The reason? The centre-left government in power since 2021 has hiked the wealth tax from 0.85 percent to one percent — and to 1.1 percent for the very wealthiest — and raised the dividend tax.

Norway, Spain and Switzerland are the only European countries that have a tax on net wealth. In Norway it also applies to unrealised capital gains (gains not yet realised through the sale of shares, for example).

Owners of companies are among those hit hardest, often drawing a modest salary even though their company has a high value.

“If your salary is one million and you have to pay three million in (wealth) tax, it’s clear that it’s untenable,” said Tord Ueland Kolstad, a real estate magnate who “grudgingly” moved to Lucerne, Switzerland in 2022.

“The system is designed so that it confiscates more than what you can produce,” he said.

To pay a wealth tax which can exceed their yearly income, entrepreneurs often need to take out dividends, hampering their company’s capacity to invest.

And those dividends are also subject to a tax rate of 37.84 percent.

“So basically you have two options: either leave Norway, or sell your company,” said Kolstad.

‘Breach of the social contract’ 

Between 2021 and 2023, more than 100 of Norway’s wealthiest people went into exile, with the large majority relocating to Switzerland.

Others transferred their wealth to heirs already residing abroad, as Norway does not have inheritance tax.

Labour Prime Minister Jonas Gahr Støre has criticised the mini-exodus, stressing that taxes are what pay for Norway’s generous welfare system.

“When you’ve made your wealth in Norway, put your kids in school, benefitted from the health care system, driven on the roads and reaped the rewards of its research, it’s a breach of the social contract,” he said in a speech in parliament.

The government is now working to tighten the country’s “exit tax”.

People who move abroad would have 12 years to pay the exit tax — also 37.84 percent of gains made in Norway from shares and other sources over many years — that has until now been easy to circumvent or defer.

“The aim is that gains made in Norway be taxed in Norway,” explained Erlend Grimstad, a state secretary in the finance ministry.

“Our nurses and teachers have to hand over a large share of their earnings to society in the form of taxes,” he said.

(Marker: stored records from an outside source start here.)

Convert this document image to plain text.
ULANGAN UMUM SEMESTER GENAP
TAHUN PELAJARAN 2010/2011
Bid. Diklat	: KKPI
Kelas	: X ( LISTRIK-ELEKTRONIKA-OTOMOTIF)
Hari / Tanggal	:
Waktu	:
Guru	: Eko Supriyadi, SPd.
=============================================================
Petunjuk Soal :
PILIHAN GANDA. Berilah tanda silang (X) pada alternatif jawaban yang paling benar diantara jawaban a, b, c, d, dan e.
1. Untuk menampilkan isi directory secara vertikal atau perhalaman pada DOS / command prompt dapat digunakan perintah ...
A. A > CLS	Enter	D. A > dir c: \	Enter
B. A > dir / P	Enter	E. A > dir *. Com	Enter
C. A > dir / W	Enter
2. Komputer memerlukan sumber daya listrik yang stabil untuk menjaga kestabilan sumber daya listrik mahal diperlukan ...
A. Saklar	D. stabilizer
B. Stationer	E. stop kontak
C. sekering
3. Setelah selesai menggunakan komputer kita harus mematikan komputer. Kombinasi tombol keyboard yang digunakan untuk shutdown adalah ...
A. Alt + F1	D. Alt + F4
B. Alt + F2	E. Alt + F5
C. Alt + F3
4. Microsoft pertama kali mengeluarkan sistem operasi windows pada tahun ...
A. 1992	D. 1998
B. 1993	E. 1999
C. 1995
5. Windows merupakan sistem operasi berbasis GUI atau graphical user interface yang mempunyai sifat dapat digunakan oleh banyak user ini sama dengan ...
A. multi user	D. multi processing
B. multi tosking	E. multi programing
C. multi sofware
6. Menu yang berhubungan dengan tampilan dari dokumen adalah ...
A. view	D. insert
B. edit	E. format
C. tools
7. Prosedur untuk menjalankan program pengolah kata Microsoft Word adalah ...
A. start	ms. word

“If they see that the most well-off can simply avoid contributing their share by leaving the country, that undermines the legitimacy of the tax system.”

‘Don’t come to Norway’

That does little to quell the anger of the ultra-rich.

Christer Dalsbøe, who started his own company, made buzz on social media recently singing a little ditty discouraging other entrepreneurs from starting businesses in the country.

“Don’t come to Norway, We will tax you till you’re poor. And when you have nothing left, We will tax you a little more,” he sang, sitting at a piano.

The liberal think tank Civita said the government’s plans to tighten the “exit tax” were in reality aimed at setting up roadblocks for millionaires and billionaires.

“Instead of attacking the reasons that push them into exile, meaning easing the tax burden on Norwegian shareholders, they seem to prefer to set up regulatory obstacles,” said Civita economist Mathilde Fasting.

In Lucerne, Tord Ueland Kolstad said he can receive “several calls a week” from other Norwegians considering moving to Switzerland.

“The flow has not stopped. Maybe it is just beginning.”